A Clear Path Forward for Military Organizations to Leverage HTS
In the past year, Intelsat has proven the capabilities of its new constellation of Intelsat EpicNG high-throughput satellites (HTS) and recently put into service its fifth spacecraft. Tests and customer experience have demonstrated a path forward for military organizations to leverage EpicNG and realize the benefits of HTS. Intelsat continues further down that path this year with the availability of managed services.
“We spent 2017 doing a lot of showing, demonstrating, proving what the Intelsat Epic satellite can do in two key areas. One is essentially high-throughput data links to very small terminals for different applications, from vehicle-mounted to airborne, and for a range of different users,” Skot Butler, President of Intelsat General, said in an interview with Aviation Week & Space Technology (subscription required). Intelsat also demonstrated how EpicNG can enable users to communicate not just with the hub side, but also user-to-user across a battlefield.
The latest Intelsat EpicNG satellite, Intelsat 37e, pushes the boundaries of space innovation with full interconnectivity – any beam to any beam – in C-band, Ku-band, and Ka-band. Intelsat 37e is designed to deliver additional services and improved throughput in all major applications: cellular backhaul, enterprise networks, rural broadband, maritime, aeronautical, direct-to-home television and digital terrestrial television.
Like the other Intelsat EpicNG satellites, Intelsat 37e features beam switching and anti-interference capabilities, as demonstrated last year with a Block 5 Predator B/MQ-9 on the Intelsat 29e satellite. The unmanned aircraft system (UAS) flew 1,075 nautical miles round trip in a test where command-and control of the UAS as well as sensor data transmissions from the aircraft were successfully switched multiple times between two beams.
Despite last year’s demonstrations and validations, Intelsat General recognizes the need to further educate government customers on what it means to utilize a high-throughput spot-beam architecture versus a wide-beam architecture.
“The military has a long history of wanting to cover very large geographic areas with a single requirement so that they can use that capability as their needs change. Sometimes they’ve even kept that capability in their back pocket for something that might emerge,” Butler said in the Aviation Week interview.
The high throughput spot beam architecture is different. Each of the beams covers a smaller area, so to cover a large geographic area the platform may have to traverse across more than one beam. A managed service allows you to move across those beams without having to buy capacity within each beam. With a managed service, you move from one place to the next, and the capacity moves with you.

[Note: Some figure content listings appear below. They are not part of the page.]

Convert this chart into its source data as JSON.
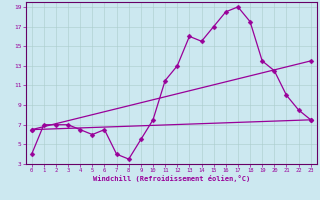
{
  "line1_x": [
    0,
    1,
    2,
    3,
    4,
    5,
    6,
    7,
    8,
    9,
    10,
    11,
    12,
    13,
    14,
    15,
    16,
    17,
    18,
    19,
    20,
    21,
    22,
    23
  ],
  "line1_y": [
    4.0,
    7.0,
    7.0,
    7.0,
    6.5,
    6.0,
    6.5,
    4.0,
    3.5,
    5.5,
    7.5,
    11.5,
    13.0,
    16.0,
    15.5,
    17.0,
    18.5,
    19.0,
    17.5,
    13.5,
    12.5,
    10.0,
    8.5,
    7.5
  ],
  "line2_x": [
    0,
    23
  ],
  "line2_y": [
    6.5,
    7.5
  ],
  "line3_x": [
    0,
    23
  ],
  "line3_y": [
    6.5,
    13.5
  ],
  "line_color": "#990099",
  "bg_color": "#cce8f0",
  "grid_color": "#aacccc",
  "xlabel": "Windchill (Refroidissement éolien,°C)",
  "xlabel_color": "#990099",
  "tick_color": "#990099",
  "axis_color": "#660066",
  "xlim": [
    -0.5,
    23.5
  ],
  "ylim": [
    3.0,
    19.5
  ],
  "xticks": [
    0,
    1,
    2,
    3,
    4,
    5,
    6,
    7,
    8,
    9,
    10,
    11,
    12,
    13,
    14,
    15,
    16,
    17,
    18,
    19,
    20,
    21,
    22,
    23
  ],
  "yticks": [
    3,
    5,
    7,
    9,
    11,
    13,
    15,
    17,
    19
  ],
  "marker": "D",
  "markersize": 2.5,
  "linewidth": 0.9
}
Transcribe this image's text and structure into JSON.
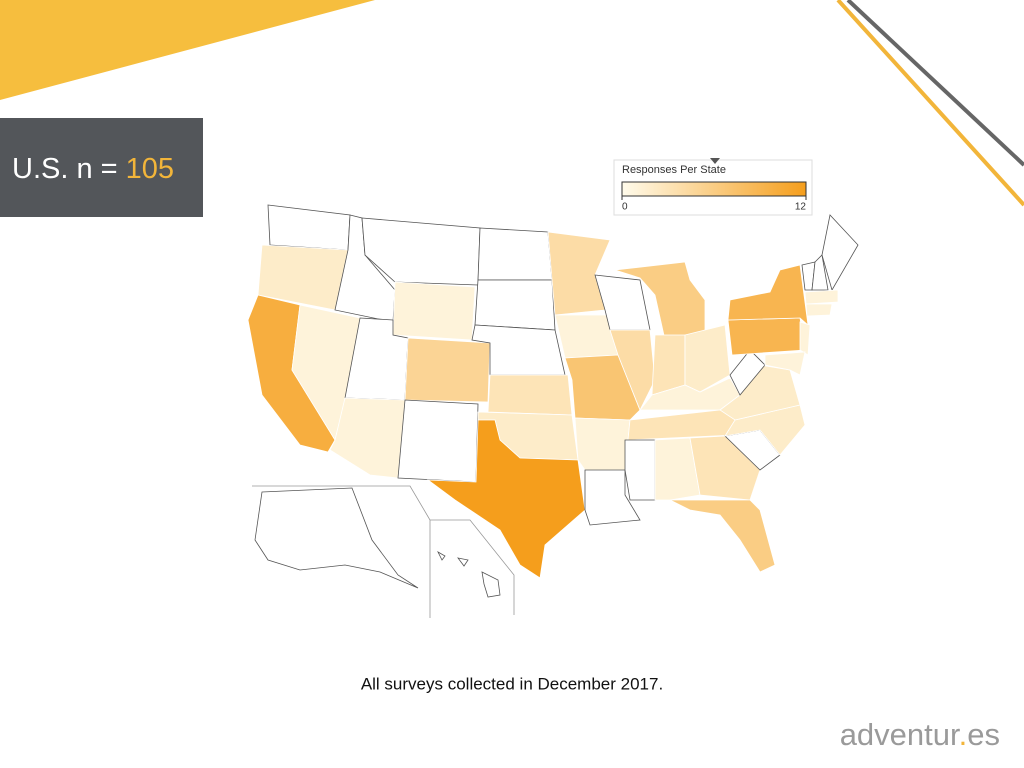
{
  "header": {
    "label": "U.S. n =",
    "value": "105"
  },
  "map": {
    "legend_title": "Responses Per State",
    "scale": [
      0,
      12
    ],
    "ticks": [
      0,
      12
    ],
    "colors": [
      "#fffbeb",
      "#f59e1c"
    ],
    "values": [
      null,
      2,
      10,
      1,
      null,
      null,
      1,
      null,
      5,
      1,
      null,
      null,
      null,
      null,
      3,
      2,
      12,
      4,
      1,
      7,
      1,
      null,
      null,
      4,
      6,
      3,
      2,
      1,
      3,
      null,
      1,
      3,
      6,
      null,
      2,
      2,
      null,
      9,
      9,
      null,
      null,
      null,
      1,
      1,
      1,
      1,
      null,
      null
    ]
  },
  "caption": "All surveys collected in December 2017.",
  "logo": [
    "adventur",
    ".",
    "es"
  ]
}
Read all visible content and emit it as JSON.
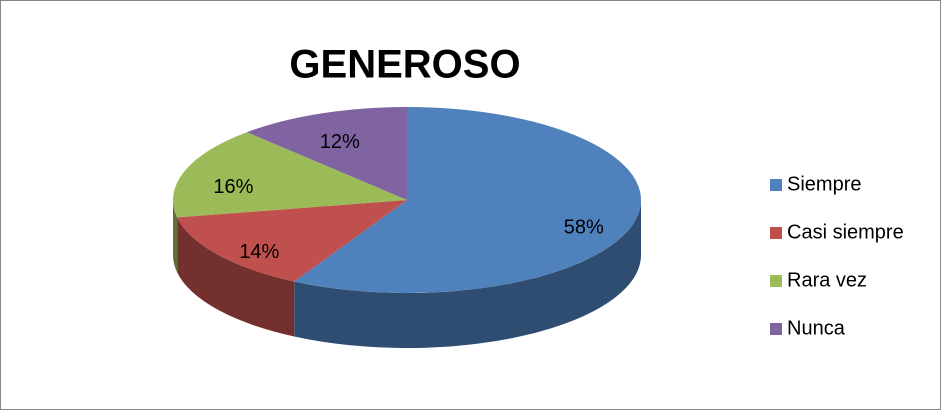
{
  "chart_data": {
    "type": "pie",
    "title": "GENEROSO",
    "categories": [
      "Siempre",
      "Casi siempre",
      "Rara vez",
      "Nunca"
    ],
    "values": [
      58,
      14,
      16,
      12
    ],
    "value_labels": [
      "58%",
      "14%",
      "16%",
      "12%"
    ],
    "colors": [
      "#4f81bd",
      "#c0504d",
      "#9bbb59",
      "#8064a2"
    ],
    "legend": "right"
  }
}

Going forward, it behooves military customers to also understand the role of low-Earth-orbit (LEO) constellations such as that planned by OneWeb. LEO isn’t a replacement for GEO, but rather is better suited for certain applications. For example, LEO is a good fit for low-latency requirements and coverage over the polar regions where GEO can’t get to today.
Commercial satellite providers like Intelsat General have cleared the way to enable military customers to take advantage of HTS, even going so far as to make procurement easier and more cost efficient through managed services. Now it’s up to the military to do its part in realizing these benefits.